Okay thanks I will try this out. I think for backward compatibility, one simple function can be added that does this. It will allow people to use their already build models in fastai V1.
Edit:
What about 1.decoder.weight and 1.decoder.bias ?? I think the old models does not have decoder part. I think they are saved separately?
Here is the function that does this. You might want to add this to the new Library.
def convert(path_to_old_model, path_to_save_converted_model):
"""
path_to_old_model is the path to old model
and
path_to_save_converted_model is the path where the converted model is stored
"""
old_wgts = torch.load(path_to_old_model, map_location=lambda storage, loc: storage)
new_wgts = OrderedDict()
new_wgts['encoder.weight']=old_wgts['0.encoder.weight']
new_wgts['encoder_dp.emb.weight']=old_wgts['0.encoder_with_dropout.embed.weight']
new_wgts['rnns.0.weight_hh_l0_raw']=old_wgts['0.rnns.0.module.weight_hh_l0_raw']
new_wgts['rnns.0.module.weight_ih_l0']=old_wgts['0.rnns.0.module.weight_ih_l0']
new_wgts['rnns.0.module.weight_hh_l0']=old_wgts['0.rnns.0.module.weight_hh_l0_raw']
new_wgts['rnns.0.module.bias_ih_l0']=old_wgts['0.rnns.0.module.bias_ih_l0']
new_wgts['rnns.0.module.bias_hh_l0']=old_wgts['0.rnns.0.module.bias_hh_l0']
new_wgts['rnns.1.weight_hh_l0_raw']=old_wgts['0.rnns.1.module.weight_hh_l0_raw']
new_wgts['rnns.1.module.weight_ih_l0']=old_wgts['0.rnns.1.module.weight_ih_l0']
new_wgts['rnns.1.module.weight_hh_l0']=old_wgts['0.rnns.1.module.weight_hh_l0_raw']
new_wgts['rnns.1.module.bias_ih_l0']=old_wgts['0.rnns.1.module.bias_ih_l0']
new_wgts['rnns.1.module.bias_hh_l0']=old_wgts['0.rnns.1.module.bias_hh_l0']
new_wgts['rnns.2.weight_hh_l0_raw']=old_wgts['0.rnns.2.module.weight_hh_l0_raw']
new_wgts['rnns.2.module.weight_ih_l0']=old_wgts['0.rnns.2.module.weight_ih_l0']
new_wgts['rnns.2.module.weight_hh_l0']=old_wgts['0.rnns.2.module.weight_hh_l0_raw']
new_wgts['rnns.2.module.bias_ih_l0']=old_wgts['0.rnns.2.module.bias_ih_l0']
new_wgts['rnns.2.module.bias_hh_l0']=old_wgts['0.rnns.2.module.bias_hh_l0']
torch.save(new_wgts, path_to_save_converted_model+'converted_model.pth')
I don’t know whether this was suggested or not. But It will be nice to have options which along finding learning rate will also grid search few weight decays very similar to the figure from Smith paper.
Minor feature request: consistent data load function behavior with regard to file names.
Small thing, but from_csv, from_df, and from_folder expect file paths to images that are relative to path, but from_name_re, from_name_func, and from_lists require absolute file paths, even though path is also one of the arguments to all of the ImageDataBunch data loading functions.
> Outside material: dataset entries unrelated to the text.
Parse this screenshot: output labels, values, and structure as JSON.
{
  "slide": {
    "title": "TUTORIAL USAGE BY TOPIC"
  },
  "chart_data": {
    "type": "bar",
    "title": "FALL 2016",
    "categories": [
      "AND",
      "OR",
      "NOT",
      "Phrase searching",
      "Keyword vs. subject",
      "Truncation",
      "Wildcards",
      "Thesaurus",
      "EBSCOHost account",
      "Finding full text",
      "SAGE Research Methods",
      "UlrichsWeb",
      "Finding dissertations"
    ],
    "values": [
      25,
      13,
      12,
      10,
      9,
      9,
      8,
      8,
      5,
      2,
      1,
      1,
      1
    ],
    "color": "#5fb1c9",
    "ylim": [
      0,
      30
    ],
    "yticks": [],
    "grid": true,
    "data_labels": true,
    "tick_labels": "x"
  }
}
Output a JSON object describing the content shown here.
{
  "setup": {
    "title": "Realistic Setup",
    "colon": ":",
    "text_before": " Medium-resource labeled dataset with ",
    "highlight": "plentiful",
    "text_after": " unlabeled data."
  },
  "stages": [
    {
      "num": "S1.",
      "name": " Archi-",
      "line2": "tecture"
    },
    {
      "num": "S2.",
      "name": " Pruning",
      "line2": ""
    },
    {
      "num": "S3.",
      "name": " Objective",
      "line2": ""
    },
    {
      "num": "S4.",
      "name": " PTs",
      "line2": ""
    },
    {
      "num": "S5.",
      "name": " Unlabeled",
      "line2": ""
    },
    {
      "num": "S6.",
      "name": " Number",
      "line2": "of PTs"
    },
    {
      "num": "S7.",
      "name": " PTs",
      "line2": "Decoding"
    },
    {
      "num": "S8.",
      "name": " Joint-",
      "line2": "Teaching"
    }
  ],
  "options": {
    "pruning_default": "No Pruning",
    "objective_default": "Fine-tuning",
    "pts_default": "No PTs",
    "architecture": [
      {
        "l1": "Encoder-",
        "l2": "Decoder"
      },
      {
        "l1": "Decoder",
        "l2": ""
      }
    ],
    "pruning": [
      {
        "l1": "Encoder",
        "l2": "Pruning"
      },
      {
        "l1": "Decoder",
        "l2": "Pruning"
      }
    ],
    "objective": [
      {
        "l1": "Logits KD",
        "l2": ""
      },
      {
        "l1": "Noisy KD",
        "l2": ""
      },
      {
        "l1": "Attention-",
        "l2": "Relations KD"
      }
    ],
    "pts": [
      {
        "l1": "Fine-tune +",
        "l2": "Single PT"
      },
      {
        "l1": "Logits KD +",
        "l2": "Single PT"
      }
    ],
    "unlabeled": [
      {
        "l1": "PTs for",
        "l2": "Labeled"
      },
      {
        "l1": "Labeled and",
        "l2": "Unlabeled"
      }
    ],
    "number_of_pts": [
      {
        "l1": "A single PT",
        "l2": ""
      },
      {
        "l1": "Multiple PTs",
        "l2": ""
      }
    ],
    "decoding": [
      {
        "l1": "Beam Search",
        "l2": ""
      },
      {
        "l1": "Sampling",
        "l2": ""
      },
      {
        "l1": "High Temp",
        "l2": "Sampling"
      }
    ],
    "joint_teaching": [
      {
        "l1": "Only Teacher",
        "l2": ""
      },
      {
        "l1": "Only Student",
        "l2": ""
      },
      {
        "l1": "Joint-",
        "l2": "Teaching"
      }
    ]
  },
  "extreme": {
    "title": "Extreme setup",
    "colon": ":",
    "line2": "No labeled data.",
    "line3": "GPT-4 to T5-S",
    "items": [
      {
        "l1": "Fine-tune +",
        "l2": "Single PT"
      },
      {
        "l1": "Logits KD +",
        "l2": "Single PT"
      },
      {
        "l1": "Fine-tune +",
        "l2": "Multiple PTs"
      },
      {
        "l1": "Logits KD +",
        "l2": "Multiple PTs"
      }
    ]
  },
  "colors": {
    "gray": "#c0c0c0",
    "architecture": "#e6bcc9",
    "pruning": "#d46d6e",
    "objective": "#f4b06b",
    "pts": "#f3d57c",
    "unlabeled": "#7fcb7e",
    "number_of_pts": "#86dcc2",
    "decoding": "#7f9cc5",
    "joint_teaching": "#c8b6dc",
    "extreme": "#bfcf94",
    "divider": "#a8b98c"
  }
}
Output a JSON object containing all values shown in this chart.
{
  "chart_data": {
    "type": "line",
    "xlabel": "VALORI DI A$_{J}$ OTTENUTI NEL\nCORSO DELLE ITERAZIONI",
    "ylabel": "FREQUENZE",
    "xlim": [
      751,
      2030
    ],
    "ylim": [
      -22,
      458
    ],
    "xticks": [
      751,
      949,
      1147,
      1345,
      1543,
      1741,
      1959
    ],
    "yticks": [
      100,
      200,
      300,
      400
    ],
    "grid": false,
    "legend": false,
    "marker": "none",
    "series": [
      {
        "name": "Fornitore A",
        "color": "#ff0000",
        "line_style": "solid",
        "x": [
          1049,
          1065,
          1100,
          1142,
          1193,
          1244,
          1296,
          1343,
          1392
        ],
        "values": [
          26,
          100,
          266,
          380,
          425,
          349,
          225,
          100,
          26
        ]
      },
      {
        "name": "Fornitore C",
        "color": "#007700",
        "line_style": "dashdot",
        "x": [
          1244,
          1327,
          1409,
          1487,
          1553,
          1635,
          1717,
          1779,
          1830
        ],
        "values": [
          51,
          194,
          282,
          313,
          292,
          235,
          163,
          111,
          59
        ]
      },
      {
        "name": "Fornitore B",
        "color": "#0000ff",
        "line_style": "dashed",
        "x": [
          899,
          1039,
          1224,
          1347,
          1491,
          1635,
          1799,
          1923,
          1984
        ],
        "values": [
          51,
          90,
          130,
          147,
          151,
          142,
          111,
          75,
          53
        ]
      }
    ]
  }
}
As a new user of the library I found it confusing and expect other new users may as well.
I’m using DS, with valid_pct, which is using random_split, but after reopening notebook, random.uniform returns a different set that spoils further training.
Could we add to random_split additional seed argument with default len(arrs[0])?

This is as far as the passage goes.